History

United States
- Name: Swan
- Namesake: Previous name retained
- Acquired: 17 August 1917
- Commissioned: Never
- Stricken: April 1918
- Fate: Sold in 1920 for $190
- Notes: Never placed in U.S. Navy service

General characteristics
- Type: Patrol vessel (proposed)
- Length: 41 ft 0 in (12.50 m)
- Beam: 8 ft 6 in (2.59 m)
- Draft: 2 ft 6 in (0.76 m) (mean)
- Speed: 10 miles per hour (8.7 kn)

= Swan (Motorboat) =

Swan was a Conservation Commission of Maryland motorboat.

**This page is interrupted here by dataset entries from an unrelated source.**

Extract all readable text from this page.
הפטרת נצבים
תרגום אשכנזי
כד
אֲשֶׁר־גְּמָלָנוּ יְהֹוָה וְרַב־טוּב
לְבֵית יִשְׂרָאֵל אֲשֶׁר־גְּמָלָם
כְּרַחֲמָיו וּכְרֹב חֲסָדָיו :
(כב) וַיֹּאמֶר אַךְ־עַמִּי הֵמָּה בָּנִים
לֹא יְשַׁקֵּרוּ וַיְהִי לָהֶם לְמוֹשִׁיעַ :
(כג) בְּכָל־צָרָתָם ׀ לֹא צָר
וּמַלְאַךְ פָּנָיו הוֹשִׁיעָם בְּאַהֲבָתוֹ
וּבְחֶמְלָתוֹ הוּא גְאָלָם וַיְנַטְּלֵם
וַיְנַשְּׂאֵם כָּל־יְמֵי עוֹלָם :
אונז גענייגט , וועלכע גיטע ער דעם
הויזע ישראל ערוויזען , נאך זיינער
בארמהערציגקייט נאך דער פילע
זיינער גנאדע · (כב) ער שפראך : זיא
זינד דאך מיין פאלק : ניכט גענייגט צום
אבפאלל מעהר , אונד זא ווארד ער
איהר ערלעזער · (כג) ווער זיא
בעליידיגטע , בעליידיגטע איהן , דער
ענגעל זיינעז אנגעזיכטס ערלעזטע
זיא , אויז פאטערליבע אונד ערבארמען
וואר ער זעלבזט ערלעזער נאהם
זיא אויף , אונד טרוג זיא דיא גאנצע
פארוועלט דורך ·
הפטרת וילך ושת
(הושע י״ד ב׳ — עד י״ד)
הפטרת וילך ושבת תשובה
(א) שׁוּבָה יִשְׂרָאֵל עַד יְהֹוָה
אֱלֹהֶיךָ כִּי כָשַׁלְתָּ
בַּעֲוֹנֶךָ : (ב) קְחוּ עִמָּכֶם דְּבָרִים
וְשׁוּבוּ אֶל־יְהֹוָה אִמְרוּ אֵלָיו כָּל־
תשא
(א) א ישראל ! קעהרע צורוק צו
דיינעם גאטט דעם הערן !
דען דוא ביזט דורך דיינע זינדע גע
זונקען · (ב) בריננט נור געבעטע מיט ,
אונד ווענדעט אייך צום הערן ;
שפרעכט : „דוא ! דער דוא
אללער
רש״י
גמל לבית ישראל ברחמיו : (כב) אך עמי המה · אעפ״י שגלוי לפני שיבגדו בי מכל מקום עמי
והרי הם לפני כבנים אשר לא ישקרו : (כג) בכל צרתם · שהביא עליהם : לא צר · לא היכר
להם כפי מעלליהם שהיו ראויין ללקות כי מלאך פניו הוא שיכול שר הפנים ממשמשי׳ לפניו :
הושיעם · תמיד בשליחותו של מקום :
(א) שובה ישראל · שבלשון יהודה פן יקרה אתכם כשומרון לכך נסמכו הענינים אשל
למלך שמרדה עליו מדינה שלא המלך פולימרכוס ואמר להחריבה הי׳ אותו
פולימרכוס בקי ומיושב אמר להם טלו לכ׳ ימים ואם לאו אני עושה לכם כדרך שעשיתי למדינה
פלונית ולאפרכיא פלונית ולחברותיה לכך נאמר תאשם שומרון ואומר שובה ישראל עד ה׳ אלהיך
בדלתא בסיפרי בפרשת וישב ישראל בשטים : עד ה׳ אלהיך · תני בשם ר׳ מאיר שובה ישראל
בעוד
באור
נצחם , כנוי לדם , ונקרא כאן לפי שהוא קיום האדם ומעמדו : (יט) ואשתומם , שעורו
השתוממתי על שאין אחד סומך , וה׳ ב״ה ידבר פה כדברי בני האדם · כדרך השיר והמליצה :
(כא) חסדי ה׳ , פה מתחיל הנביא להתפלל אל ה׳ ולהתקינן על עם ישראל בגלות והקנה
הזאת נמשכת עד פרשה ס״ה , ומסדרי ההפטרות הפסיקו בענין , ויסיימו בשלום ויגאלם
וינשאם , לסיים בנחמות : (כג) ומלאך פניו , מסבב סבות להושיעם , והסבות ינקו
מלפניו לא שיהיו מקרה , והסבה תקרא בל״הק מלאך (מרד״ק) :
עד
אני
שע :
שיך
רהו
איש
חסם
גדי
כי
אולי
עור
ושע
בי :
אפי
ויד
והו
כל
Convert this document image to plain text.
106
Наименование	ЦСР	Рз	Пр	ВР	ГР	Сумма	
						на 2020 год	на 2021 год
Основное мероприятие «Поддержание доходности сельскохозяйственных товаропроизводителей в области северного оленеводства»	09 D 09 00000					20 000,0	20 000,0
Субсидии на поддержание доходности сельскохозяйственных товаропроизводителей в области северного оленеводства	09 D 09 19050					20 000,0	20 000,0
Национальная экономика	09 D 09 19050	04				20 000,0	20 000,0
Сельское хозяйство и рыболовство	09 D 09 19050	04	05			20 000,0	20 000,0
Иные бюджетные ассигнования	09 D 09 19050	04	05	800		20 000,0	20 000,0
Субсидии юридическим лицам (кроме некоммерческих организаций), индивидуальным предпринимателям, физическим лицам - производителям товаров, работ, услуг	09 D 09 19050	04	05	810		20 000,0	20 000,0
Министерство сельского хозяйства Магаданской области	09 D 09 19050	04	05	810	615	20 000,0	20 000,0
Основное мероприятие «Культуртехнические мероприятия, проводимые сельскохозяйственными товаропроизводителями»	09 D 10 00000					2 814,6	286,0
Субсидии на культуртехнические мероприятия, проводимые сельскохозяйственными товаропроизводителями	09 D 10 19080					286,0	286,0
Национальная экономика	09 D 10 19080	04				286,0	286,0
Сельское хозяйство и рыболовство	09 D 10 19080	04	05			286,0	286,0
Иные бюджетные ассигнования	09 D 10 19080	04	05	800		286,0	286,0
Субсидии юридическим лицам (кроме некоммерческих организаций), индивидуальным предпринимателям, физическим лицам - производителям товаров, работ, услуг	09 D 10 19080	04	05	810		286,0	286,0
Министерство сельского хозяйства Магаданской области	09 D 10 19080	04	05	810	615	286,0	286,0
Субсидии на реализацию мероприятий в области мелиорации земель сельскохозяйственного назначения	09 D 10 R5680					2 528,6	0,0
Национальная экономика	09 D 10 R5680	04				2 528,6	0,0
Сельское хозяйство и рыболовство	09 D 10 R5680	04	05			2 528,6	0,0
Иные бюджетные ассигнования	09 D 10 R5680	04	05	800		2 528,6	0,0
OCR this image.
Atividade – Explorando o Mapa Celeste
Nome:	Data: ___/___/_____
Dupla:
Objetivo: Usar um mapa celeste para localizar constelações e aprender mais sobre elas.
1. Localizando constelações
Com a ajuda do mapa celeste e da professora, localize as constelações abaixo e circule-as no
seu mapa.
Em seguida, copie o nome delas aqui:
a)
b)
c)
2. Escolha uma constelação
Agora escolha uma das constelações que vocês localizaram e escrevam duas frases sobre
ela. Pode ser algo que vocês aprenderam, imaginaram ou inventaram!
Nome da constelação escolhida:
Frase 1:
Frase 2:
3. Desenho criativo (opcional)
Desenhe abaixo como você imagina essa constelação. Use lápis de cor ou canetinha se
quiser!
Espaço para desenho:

The United States Navy approached the Conservation Commission shortly after the nation's entry into World War I proposing the commission's boats be used to maintain constant local patrols. The state legislature agreed that the boats and men of the state force would become part of the U.S. Naval Reserve providing they patrol the same districts for fisheries enforcement as well as federal interests with the benefit that patrol time would be increased and the expense for all be paid by the federal government. Swan was thus acquired by the U.S. Navy on 17 August 1917 for section patrol duty in the 5th Naval District during World War I. The boat was apparently never commissioned or placed in service and was stricken from the Navy List in April 1918 and subsequently returned to the Conservation Commission.

Swan was sold in 1920 for $190 with receipts put into the commission's Purchasing and Refitting Account.